# clipper blades?



## keren (Oct 26, 2008)

ok so i have a few does to clip for some upcoming shows. note that we dont show our goats as shaved as you guys do. the last doe i tried i was unhappy with the outcome. i used a ten blade and clipped with the hair because when i clipped against the hair it was too short. but going with the hair i have ended up with an uneven clip job and lots of clipper lines. 

it has been suggested to me to use a 4F blade. looking at my supplier they have a 4F skip tooth, a 4F full tooth comb, and also a universal clipper attachment kit, with plastic combs that slip onto the clippers and give a variety of lengths. 

my question - is it worth getting the universal attachment thingies? or just stick with a 4F blade, and if so do i want the skip tooth or full tooth?


----------



## Dayna (Aug 16, 2012)

I'm a dog groomer. If the animal is clean that'll help with clipper lines.
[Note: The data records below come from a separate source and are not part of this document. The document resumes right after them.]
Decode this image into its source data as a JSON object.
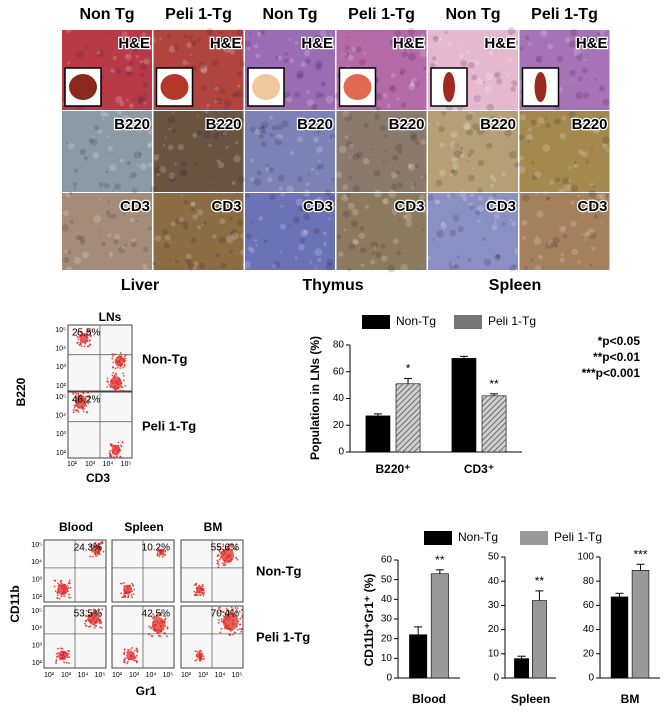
{
  "histology": {
    "column_headers": [
      "Non Tg",
      "Peli 1-Tg",
      "Non Tg",
      "Peli 1-Tg",
      "Non Tg",
      "Peli 1-Tg"
    ],
    "row_labels": [
      "H&E",
      "B220",
      "CD3"
    ],
    "organs": [
      "Liver",
      "Thymus",
      "Spleen"
    ]
  },
  "lns_flow": {
    "title": "LNs",
    "rows": [
      "Non-Tg",
      "Peli 1-Tg"
    ],
    "percentages": [
      "25.5%",
      "46.2%"
    ],
    "y_label": "B220",
    "x_label": "CD3",
    "y_axis_ticks": [
      "10⁵",
      "10⁴",
      "10³",
      "10²"
    ],
    "x_axis_ticks": [
      "10²",
      "10³",
      "10⁴",
      "10⁵"
    ]
  },
  "stats_note": [
    "*p<0.05",
    "**p<0.01",
    "***p<0.001"
  ],
  "myeloid_flow": {
    "columns": [
      "Blood",
      "Spleen",
      "BM"
    ],
    "rows": [
      "Non-Tg",
      "Peli 1-Tg"
    ],
    "percentages": [
      [
        "24.3%",
        "10.2%",
        "55.6%"
      ],
      [
        "53.5%",
        "42.5%",
        "70.4%"
      ]
    ],
    "y_label": "CD11b",
    "x_label": "Gr1",
    "y_axis_ticks": [
      "10⁵",
      "10⁴",
      "10³",
      "10²"
    ],
    "x_axis_ticks": [
      "10²",
      "10³",
      "10⁴",
      "10⁵"
    ]
  },
  "chart_data": [
    {
      "type": "bar",
      "y_label": "Population in LNs (%)",
      "categories": [
        "B220⁺",
        "CD3⁺"
      ],
      "series": [
        {
          "name": "Non-Tg",
          "color": "#000000",
          "values": [
            27,
            70
          ],
          "errors": [
            1.5,
            1.5
          ]
        },
        {
          "name": "Peli 1-Tg",
          "color": "#777777",
          "pattern": "hatch",
          "values": [
            51,
            42
          ],
          "errors": [
            4,
            1.5
          ],
          "labels": [
            "*",
            "**"
          ]
        }
      ],
      "ylim": [
        0,
        80
      ],
      "yticks": [
        0,
        20,
        40,
        60,
        80
      ]
    },
    {
      "type": "bar",
      "y_label": "CD11b⁺Gr1⁺ (%)",
      "categories": [
        "Blood"
      ],
      "series": [
        {
          "name": "Non-Tg",
          "color": "#000000",
          "values": [
            22
          ],
          "errors": [
            4
          ]
        },
        {
          "name": "Peli 1-Tg",
          "color": "#999999",
          "values": [
            53
          ],
          "errors": [
            2
          ],
          "labels": [
            "**"
          ]
        }
      ],
      "ylim": [
        0,
        60
      ],
      "yticks": [
        0,
        10,
        20,
        30,
        40,
        50,
        60
      ]
    },
    {
      "type": "bar",
      "categories": [
        "Spleen"
      ],
      "series": [
        {
          "name": "Non-Tg",
          "color": "#000000",
          "values": [
            8
          ],
          "errors": [
            1
          ]
        },
        {
          "name": "Peli 1-Tg",
          "color": "#999999",
          "values": [
            32
          ],
          "errors": [
            4
          ],
          "labels": [
            "**"
          ]
        }
      ],
      "ylim": [
        0,
        50
      ],
      "yticks": [
        0,
        10,
        20,
        30,
        40,
        50
      ]
    },
    {
      "type": "bar",
      "categories": [
        "BM"
      ],
      "series": [
        {
          "name": "Non-Tg",
          "color": "#000000",
          "values": [
            67
          ],
          "errors": [
            3
          ]
        },
        {
          "name": "Peli 1-Tg",
          "color": "#999999",
          "values": [
            89
          ],
          "errors": [
            5
          ],
          "labels": [
            "***"
          ]
        }
      ],
      "ylim": [
        0,
        100
      ],
      "yticks": [
        0,
        20,
        40,
        60,
        80,
        100
      ]
    }
  ]
}
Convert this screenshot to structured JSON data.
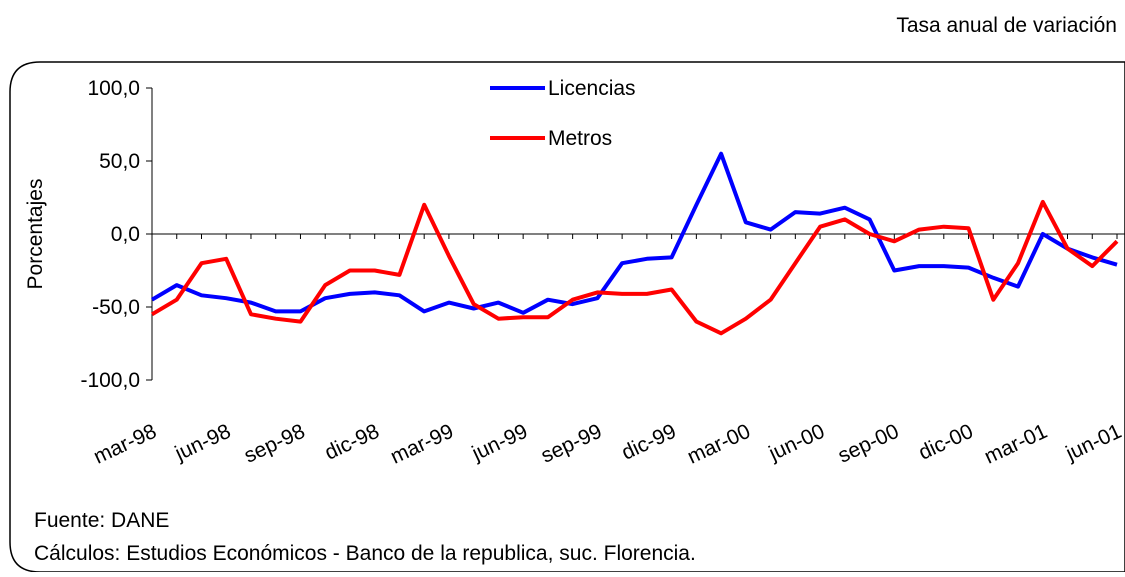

I would be careful with using a 4F and I would NEVER use a skip tooth on a goat. EVER. 4F's can catch the skin easily. I would rather use a 7F. Be careful for any skin tags, moles, skin flaps, etc.


----------



## keren (Oct 26, 2008)

Why does a 4F catch the skin easier than a 7F? 

Sorry I dont know a lot about clipper blades.


----------



## keren (Oct 26, 2008)

oh also, she was clean, very clean. I washed, dried then clipped her. Someone told me the clipper lines were from going with the hair rather than against it.


----------



## Dayna (Aug 16, 2012)

keren said:


> Why does a 4F catch the skin easier than a 7F?
> 
> Sorry I dont know a lot about clipper blades.


The space in between the blades/points is father the smaller the number. Skip tooths are just that, a long blade/point, a short sharp one, then a long one and repeat. They can be very dangerous.


----------



## Dayna (Aug 16, 2012)

I don't usually do "reverse" clipping as it's called. It might be fine for livestock, but is generally frowned upon in the dog grooming world. Not that I wouldn't, it's just not how I was trained.


----------



## Dani-1995 (Mar 11, 2011)

I've never had a problem with the 4f or 7f catching skin... if they have loose skin just push it up so its tighter. The only time I do reverse clipping is when I'm blending hair on my meat doe.. thats just to make it lay better when I transition from cutting it longer to shorter.


----------